Enfin, le déploiement de rituels dans nos espaces de recherche, permettent un arrêt temporaire et sacralisé devant récompenser des jeunes doctorants et chercheurs. Les rituels représentent une condition importante pour tenter de lutter en permanence contre des formes sociales uniformes privilégiant le nivellement par le bas, en encourageant une concurrence saine entre les chercheurs. Bien-entendu, vous pouvez nous répondre que les utopies ont leurs limites dans un système universitaire administré, lourd et vertical qui fonctionne toujours par injonction politique. Mais nous croyons profondément au changement progressif par le bas, exploitant tous les espaces d'opportunités. Multiplier les rituels, permet de valoriser une double qualité intrinsèquement liée : la conjugaison du mérite et de la convivialité. Ces rituels peuvent se traduire par l'institutionnalisation du prix du meilleur article évalué par un comité de lecture extérieur à l'espace de recherche, ou encore en valorisant les thèses de doctorat soutenues brillamment, qui pourraient être publiées par l'université, ou en encourageant en permanence les jeunes chercheurs à contribuer à des ouvrages collectifs.

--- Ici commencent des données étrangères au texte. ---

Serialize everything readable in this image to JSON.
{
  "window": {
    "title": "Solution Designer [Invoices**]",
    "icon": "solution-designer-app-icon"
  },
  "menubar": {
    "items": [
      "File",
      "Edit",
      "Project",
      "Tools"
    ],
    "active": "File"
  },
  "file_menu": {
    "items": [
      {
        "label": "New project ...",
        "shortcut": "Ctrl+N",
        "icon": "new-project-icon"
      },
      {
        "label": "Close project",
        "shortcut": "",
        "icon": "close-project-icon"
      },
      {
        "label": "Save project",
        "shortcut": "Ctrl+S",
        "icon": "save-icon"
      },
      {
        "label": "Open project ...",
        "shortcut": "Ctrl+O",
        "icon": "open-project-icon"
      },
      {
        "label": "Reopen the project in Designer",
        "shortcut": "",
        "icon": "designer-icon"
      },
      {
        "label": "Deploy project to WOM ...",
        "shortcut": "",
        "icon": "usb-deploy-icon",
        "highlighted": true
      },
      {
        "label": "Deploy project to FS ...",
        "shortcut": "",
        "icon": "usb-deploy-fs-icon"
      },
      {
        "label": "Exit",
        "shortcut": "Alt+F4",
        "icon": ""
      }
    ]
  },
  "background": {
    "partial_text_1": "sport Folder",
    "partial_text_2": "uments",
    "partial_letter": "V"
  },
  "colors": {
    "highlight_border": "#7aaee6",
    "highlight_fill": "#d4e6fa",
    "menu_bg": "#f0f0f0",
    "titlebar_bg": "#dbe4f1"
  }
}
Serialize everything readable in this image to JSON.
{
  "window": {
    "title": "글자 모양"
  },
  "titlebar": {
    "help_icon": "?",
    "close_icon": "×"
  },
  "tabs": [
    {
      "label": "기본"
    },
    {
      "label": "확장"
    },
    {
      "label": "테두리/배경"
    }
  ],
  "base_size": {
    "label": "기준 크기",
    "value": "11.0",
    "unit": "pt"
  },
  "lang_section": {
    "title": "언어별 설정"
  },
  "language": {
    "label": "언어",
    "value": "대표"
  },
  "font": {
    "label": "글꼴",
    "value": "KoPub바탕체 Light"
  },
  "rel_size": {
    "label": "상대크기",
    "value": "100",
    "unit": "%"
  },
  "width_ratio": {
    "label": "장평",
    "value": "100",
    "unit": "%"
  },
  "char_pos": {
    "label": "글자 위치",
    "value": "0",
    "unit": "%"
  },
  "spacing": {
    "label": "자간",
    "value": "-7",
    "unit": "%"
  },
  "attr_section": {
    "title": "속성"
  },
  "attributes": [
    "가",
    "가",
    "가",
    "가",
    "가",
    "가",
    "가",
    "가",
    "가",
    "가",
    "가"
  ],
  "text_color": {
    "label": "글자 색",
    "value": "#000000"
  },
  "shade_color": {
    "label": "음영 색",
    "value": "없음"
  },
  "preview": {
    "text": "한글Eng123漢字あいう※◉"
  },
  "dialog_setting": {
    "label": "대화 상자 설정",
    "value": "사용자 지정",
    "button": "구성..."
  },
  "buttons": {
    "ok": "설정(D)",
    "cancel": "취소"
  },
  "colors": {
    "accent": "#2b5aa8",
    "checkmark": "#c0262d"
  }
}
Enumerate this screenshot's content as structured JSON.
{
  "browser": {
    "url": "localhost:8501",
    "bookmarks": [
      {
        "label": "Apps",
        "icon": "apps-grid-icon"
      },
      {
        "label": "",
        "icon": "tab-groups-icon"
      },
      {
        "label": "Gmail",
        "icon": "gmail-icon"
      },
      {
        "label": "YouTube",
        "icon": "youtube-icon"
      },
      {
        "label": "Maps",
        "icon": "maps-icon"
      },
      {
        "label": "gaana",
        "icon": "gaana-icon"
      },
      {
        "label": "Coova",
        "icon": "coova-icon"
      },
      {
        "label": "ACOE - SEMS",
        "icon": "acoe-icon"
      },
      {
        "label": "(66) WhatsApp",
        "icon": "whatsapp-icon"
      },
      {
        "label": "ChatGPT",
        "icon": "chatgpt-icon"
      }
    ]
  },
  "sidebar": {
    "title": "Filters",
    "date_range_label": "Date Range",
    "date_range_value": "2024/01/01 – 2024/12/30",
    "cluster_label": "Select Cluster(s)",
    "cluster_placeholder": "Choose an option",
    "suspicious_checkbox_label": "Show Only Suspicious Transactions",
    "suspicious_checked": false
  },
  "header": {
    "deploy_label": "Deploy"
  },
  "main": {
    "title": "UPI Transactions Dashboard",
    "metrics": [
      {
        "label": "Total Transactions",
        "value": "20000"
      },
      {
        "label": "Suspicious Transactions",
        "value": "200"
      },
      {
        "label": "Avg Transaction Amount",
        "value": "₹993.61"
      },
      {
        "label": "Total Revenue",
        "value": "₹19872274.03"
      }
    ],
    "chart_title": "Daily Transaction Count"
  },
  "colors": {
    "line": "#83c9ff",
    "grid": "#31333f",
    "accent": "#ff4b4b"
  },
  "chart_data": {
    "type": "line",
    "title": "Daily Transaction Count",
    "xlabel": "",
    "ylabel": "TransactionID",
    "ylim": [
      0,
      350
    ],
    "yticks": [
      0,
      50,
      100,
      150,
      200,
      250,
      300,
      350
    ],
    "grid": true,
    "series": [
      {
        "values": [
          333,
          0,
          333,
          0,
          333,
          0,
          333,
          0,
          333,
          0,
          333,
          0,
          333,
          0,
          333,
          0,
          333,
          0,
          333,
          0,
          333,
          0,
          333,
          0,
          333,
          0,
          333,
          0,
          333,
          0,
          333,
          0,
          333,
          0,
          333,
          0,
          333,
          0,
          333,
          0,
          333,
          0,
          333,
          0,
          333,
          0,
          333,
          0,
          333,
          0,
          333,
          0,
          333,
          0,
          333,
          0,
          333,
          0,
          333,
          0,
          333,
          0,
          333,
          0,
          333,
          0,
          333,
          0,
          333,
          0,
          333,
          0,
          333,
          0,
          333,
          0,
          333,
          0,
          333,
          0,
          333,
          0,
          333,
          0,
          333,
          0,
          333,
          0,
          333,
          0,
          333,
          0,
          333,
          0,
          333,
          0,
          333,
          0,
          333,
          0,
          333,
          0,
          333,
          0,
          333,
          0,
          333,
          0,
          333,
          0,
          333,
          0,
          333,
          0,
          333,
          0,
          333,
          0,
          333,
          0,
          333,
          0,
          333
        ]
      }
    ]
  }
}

Il nous semble que la quête d'utopies est incontournable pour bousculer en permanence l'ordre social établi, mais aussi le statu quo « confortable » qui a pour inconvénient majeur d'éluder le débat contradictoire et autonome. La réinvention tenace et volontariste de nouvelles normes pratiques semble essentielle pour tenter de donner une âme à nos différents espaces de recherche. Continuons de rêver…
*L'article est tiré d'une conférence donnée le 11 mai 2016 à l'occasion de la remise des prix aux enseignants-chercheurs de l'université d'Oran 2, promus au grade de professeur.
** Sociologue, université Oran 2, chercheur associé au GRAS qui vient de boucler ses 25 ans d'existence (mai 1991).